Vaccines are among the most effective health care innovations ever devised. A November 2013 New England Journal of Medicine article, drawing on the University of Pittsburgh's Project Tycho database of infectious disease statistics since 1888, concluded that vaccinations since 1924 have prevented 103 million cases of polio, measles, rubella, mumps, hepatitis A, diphtheria, and pertussis. They have played a substantial role in greatly reducing death and hospitalization rates, as well as the sheer unpleasantness of being hobbled by disease.
A 2007 article in the Journal of the American Medical Association compared the annual average number of cases and resulting deaths of various diseases before the advent of vaccines to those occurring in 2006. Before an effective diphtheria vaccine was developed in the 1930s, for example, the disease infected about 21,000 people in the United States each year, killing 1,800. By 2006 both numbers were zero. Polio, too, went from deadly (16,000 cases, 1,900 deaths) to non-existent after vaccines were rolled out in the 1950s and 1960s. Chickenpox used to infect 4 million kids a year, hospitalize 11,000, and kill 105; within a decade of a vaccine being rolled out in the mid-1990s, infections had dropped to 600,000, resulting in 1,276 hospitalizations and 19 deaths. Similar dramatic results can be found with whooping cough, measles, rubella, and more.

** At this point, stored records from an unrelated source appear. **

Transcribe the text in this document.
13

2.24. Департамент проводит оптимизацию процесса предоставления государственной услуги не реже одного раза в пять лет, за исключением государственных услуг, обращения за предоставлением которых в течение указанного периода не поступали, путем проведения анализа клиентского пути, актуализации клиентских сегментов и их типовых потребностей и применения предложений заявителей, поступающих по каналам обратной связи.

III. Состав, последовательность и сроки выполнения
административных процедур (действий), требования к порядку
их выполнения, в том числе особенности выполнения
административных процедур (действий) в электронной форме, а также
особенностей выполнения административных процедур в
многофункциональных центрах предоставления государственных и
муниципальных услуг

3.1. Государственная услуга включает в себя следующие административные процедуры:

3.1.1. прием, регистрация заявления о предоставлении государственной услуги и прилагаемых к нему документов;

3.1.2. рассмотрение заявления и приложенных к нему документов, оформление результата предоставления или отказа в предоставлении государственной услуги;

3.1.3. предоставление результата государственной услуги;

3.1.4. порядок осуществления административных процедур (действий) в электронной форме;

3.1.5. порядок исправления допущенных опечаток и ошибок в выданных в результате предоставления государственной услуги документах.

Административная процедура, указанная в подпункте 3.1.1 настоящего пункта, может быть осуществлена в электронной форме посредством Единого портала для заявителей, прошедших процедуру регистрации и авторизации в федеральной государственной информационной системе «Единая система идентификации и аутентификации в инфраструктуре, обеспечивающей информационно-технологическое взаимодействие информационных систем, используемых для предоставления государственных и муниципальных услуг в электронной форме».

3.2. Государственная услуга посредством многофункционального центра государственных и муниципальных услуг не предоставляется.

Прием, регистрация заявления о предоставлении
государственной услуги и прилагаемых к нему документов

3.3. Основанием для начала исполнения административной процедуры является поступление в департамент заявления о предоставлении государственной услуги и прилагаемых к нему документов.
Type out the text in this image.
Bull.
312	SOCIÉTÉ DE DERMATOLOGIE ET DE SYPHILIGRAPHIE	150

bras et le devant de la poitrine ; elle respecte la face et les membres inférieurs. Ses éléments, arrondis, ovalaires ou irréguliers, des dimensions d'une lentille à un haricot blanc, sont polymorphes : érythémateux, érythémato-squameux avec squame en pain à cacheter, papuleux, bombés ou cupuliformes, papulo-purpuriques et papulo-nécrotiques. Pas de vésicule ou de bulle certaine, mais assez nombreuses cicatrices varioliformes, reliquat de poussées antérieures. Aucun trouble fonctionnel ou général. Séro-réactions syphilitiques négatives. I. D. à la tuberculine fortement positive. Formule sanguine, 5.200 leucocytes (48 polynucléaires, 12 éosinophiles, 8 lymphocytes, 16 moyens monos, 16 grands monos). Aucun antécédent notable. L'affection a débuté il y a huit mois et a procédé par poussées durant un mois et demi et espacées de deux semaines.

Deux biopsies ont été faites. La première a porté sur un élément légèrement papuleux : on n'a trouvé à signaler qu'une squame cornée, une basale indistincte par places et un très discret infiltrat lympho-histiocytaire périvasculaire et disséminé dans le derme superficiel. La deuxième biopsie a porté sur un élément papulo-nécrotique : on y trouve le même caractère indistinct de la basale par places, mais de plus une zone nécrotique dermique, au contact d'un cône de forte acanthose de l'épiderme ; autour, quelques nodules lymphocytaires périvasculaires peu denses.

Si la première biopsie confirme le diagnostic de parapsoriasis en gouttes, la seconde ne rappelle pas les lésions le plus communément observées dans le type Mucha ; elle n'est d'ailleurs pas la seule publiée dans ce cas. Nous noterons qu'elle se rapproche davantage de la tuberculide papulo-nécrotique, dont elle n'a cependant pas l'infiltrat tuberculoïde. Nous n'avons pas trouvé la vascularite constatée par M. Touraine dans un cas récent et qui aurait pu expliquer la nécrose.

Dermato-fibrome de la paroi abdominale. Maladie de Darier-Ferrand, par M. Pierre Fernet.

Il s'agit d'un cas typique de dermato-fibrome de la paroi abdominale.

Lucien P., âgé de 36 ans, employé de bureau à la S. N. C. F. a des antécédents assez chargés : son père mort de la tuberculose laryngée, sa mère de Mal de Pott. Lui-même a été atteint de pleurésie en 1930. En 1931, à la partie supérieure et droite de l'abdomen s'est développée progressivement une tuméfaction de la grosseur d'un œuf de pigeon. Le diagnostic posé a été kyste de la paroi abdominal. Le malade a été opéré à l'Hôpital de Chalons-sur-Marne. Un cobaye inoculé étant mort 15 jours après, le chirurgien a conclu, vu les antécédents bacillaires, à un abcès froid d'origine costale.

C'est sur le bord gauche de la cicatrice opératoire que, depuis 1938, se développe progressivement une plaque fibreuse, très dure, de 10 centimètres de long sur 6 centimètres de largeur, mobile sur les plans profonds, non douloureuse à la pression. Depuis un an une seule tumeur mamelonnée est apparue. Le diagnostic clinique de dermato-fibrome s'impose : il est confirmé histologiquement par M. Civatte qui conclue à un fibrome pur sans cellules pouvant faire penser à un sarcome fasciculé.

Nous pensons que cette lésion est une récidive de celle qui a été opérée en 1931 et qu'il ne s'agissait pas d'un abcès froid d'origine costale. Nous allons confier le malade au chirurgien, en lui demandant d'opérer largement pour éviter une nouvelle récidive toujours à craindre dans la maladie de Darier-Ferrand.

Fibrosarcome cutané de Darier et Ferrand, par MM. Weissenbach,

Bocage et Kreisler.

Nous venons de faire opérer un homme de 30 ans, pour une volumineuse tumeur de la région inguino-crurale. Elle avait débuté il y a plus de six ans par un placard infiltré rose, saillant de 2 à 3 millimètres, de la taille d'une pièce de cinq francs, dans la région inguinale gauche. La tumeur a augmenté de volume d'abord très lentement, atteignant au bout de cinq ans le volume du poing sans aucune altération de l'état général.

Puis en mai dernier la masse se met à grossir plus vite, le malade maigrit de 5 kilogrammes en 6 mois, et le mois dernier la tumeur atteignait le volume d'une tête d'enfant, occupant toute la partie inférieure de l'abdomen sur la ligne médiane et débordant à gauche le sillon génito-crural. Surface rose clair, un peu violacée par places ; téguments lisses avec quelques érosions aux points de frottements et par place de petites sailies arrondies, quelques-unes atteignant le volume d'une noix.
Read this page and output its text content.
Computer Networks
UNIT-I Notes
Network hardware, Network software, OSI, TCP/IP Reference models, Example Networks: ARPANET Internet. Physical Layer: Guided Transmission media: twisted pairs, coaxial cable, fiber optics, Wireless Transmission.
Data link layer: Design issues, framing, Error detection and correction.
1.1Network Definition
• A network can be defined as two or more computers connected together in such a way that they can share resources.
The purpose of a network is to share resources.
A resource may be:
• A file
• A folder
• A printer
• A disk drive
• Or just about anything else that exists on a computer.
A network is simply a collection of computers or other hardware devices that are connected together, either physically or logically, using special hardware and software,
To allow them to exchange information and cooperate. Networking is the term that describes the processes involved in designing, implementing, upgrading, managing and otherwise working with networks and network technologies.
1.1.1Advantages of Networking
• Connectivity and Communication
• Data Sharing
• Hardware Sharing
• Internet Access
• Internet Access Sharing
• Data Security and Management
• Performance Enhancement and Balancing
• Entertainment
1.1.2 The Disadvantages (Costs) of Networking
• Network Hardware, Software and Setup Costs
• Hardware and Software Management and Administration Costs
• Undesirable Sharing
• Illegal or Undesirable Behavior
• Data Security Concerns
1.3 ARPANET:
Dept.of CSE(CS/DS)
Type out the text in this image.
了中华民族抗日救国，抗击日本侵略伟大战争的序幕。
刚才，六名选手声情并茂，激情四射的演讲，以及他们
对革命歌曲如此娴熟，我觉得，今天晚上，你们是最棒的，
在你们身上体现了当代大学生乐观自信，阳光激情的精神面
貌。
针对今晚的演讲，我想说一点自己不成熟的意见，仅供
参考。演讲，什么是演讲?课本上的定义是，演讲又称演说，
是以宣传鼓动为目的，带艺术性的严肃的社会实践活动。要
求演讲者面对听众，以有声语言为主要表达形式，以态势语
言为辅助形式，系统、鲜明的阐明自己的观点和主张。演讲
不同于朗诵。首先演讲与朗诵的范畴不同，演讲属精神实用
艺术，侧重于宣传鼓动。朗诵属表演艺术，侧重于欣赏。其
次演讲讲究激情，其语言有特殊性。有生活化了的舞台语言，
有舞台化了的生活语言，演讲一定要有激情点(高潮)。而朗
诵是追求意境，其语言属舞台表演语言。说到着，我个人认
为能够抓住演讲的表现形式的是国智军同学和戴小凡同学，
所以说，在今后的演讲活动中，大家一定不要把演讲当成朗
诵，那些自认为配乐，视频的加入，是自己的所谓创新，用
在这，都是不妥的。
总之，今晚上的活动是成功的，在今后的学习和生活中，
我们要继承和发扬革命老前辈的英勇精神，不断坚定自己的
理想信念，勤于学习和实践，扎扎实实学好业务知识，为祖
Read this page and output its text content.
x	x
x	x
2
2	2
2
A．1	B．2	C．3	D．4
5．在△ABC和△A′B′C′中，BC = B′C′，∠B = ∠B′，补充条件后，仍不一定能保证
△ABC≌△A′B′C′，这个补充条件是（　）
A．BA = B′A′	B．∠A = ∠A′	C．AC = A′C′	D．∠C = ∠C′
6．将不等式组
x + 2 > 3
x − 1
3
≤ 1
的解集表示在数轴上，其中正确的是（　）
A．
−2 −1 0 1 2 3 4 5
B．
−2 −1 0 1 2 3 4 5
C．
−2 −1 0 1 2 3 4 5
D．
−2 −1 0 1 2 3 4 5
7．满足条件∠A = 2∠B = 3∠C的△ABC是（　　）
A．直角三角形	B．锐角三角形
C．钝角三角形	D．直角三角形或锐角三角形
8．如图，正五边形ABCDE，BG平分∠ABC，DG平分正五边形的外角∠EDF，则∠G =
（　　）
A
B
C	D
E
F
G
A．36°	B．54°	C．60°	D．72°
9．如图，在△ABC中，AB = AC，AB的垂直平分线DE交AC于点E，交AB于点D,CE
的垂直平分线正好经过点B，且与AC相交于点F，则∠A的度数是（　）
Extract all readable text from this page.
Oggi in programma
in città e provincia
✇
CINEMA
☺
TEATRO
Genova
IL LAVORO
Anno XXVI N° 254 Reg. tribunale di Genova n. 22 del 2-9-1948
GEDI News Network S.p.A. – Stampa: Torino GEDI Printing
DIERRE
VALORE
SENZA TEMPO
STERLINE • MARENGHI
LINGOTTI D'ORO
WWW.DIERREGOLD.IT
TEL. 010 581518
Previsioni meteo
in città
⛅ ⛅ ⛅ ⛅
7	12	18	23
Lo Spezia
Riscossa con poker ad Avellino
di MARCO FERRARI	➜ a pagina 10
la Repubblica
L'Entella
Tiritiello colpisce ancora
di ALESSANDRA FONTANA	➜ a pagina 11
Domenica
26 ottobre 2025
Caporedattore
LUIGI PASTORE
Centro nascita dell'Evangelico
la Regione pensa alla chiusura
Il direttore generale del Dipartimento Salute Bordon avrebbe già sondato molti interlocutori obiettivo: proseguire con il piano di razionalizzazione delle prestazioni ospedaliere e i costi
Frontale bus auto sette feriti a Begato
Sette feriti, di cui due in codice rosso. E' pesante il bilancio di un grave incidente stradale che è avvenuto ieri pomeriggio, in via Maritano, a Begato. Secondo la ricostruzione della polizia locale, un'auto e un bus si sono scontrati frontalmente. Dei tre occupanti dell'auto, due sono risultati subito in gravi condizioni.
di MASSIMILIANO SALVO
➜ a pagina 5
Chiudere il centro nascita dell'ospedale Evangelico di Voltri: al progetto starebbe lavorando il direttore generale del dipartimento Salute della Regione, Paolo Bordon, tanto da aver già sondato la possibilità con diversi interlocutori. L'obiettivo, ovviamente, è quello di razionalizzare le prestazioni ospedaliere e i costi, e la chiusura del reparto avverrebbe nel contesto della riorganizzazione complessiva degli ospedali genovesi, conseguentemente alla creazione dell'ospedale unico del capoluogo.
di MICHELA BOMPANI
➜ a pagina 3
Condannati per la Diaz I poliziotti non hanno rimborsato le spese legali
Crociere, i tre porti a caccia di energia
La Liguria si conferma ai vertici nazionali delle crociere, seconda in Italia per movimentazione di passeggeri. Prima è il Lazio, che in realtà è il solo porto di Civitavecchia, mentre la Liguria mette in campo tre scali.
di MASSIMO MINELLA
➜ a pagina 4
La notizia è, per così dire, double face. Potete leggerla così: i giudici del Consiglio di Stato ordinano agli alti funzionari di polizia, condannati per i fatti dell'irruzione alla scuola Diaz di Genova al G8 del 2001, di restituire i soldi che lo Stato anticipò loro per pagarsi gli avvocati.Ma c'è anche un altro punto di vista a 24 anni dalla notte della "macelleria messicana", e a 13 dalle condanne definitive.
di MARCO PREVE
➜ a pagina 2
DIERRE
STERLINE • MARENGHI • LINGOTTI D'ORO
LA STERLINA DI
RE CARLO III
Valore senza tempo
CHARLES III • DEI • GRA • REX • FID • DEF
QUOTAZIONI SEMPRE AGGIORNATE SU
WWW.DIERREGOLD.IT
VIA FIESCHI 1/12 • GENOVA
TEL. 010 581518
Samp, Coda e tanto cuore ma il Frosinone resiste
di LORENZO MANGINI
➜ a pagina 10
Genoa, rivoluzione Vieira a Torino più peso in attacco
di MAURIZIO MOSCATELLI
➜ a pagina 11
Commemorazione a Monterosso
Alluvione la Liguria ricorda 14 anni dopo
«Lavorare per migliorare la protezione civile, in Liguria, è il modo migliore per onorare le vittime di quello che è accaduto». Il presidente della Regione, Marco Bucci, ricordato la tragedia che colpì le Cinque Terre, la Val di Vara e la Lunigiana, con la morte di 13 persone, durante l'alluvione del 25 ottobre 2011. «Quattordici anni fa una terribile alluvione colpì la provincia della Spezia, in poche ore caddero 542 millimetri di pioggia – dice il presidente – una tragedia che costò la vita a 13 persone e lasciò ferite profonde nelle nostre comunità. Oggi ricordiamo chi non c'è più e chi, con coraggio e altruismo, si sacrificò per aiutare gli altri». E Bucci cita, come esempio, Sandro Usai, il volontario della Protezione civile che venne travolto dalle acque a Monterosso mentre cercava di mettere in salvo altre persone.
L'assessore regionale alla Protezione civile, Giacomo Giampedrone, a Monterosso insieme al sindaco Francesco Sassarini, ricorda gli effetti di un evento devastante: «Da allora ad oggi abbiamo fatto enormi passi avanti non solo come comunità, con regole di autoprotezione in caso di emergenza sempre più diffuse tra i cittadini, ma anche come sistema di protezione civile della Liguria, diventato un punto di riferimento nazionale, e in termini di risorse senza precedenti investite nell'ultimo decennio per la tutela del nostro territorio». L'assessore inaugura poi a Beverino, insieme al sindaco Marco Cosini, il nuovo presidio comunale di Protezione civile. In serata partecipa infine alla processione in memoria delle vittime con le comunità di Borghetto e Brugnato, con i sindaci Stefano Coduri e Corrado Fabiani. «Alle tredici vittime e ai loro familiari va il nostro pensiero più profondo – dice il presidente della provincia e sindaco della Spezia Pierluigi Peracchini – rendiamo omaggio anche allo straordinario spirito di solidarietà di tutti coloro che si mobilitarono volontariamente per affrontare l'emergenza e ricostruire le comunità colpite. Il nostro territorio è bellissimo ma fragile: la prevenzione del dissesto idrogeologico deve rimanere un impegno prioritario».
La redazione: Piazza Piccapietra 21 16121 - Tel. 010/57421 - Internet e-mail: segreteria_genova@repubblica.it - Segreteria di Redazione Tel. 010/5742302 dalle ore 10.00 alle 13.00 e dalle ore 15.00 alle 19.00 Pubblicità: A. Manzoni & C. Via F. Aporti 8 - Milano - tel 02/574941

And deaths don't tell the whole story. In the case of rubella, which went from infecting 48,000 people and killing 17 per year, to infecting just 17 and killing zero, there were damaging pass-on effects that no longer exist. Some 2,160 infants born to mothers infected by others were afflicted with congenital rubella syndrome-causing deafness, cloudy corneas, damaged hearts, and stunted intellects-as late as 1965. In 2006 that number was one.
It is certainly true that much of the decline in infectious disease mortality has occurred as a result of improved sanitation and water chlorination. A 2004 study by the Harvard University economist David Cutler and the National Bureau of Economic Research economist Grant Miller estimated that the provision of clean water "was responsible for nearly half of the total mortality reduction in major cities, three-quarters of the infant mortality reduction, and nearly two-thirds of the child mortality reduction." Providing clean water and pasteurized milk resulted in a steep decline in deadly waterborne infectious diseases. Improved nutrition also reduced mortality rates, enabling infants, children, and adults to fight off diseases that would have more likely killed their malnourished ancestors. But it is a simple fact that vaccines are the most effective tool yet devised for preventing contagious airborne diseases.